Havia o temor de que, revoltados, os usuários pudessem renunciar ao império da lei e fazer alguma bobagem. Falou-se numa fogueira, que eles mesmos acenderiam na porta da Cemar, feita com as contas de luz que nunca deixam de chegar no dia certo, infalíveis. Haveria, então, luz para toda a cidade.
Eu vejo na televisão a Cemar falando sobre campanha de educação do consumidor. Aposto que a pedagogia é essa da surpresa, do inesperado e do susto. Coisa com base científica, apoiada em anos de pesquisa. Ora, a culpa da escassez de energia é do consumidor que, imprevidente como uma cigarra, nunca se preocupou de racionalizar o consumo de energia. Sempre quis estar no bem bom do ar condicionado, da roupa passada a ferro elétrico, do banho quente de chuveiro elétrico e outras manias.

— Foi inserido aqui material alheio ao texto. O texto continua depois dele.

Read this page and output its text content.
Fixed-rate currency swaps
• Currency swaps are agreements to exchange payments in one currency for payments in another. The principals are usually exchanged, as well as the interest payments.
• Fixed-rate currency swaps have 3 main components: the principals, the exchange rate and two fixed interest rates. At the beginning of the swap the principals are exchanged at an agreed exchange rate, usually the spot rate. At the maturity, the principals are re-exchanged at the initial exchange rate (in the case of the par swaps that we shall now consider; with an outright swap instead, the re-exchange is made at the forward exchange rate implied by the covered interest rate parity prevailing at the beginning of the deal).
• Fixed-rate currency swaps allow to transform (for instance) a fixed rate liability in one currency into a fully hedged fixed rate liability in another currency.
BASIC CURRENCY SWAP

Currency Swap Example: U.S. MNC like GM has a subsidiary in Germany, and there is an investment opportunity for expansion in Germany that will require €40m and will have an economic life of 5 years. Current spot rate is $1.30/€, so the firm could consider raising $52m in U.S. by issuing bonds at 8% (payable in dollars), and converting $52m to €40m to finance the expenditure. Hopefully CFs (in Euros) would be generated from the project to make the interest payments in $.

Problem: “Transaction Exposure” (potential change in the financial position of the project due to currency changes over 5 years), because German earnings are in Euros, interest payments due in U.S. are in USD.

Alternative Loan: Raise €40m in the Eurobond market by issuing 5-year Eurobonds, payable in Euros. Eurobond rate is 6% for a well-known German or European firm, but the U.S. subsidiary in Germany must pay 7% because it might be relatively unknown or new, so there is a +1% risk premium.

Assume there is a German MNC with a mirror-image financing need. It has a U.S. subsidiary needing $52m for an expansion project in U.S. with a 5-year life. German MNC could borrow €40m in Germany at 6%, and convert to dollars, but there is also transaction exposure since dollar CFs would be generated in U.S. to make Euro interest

Pois bem, depois do susto, e no escuro, ele terá tempo suficiente para refletir sobre o desperdício que vinha provocando. Colocará a mão na consciência e concluirá pelo acerto do corte em seu bairro. Depressa estará pronto a cooperar, com medo de um novo apaguinho. Terá aprendido a lição. E, segundo o princípio científico do reflexo condicionado, nunca mais voltará a desperdiçar. Nem sob tortura. Gato escaldado tem medo de água fria. Água que gera a energia que nos dá a luz (à luz?) no dia-a-dia.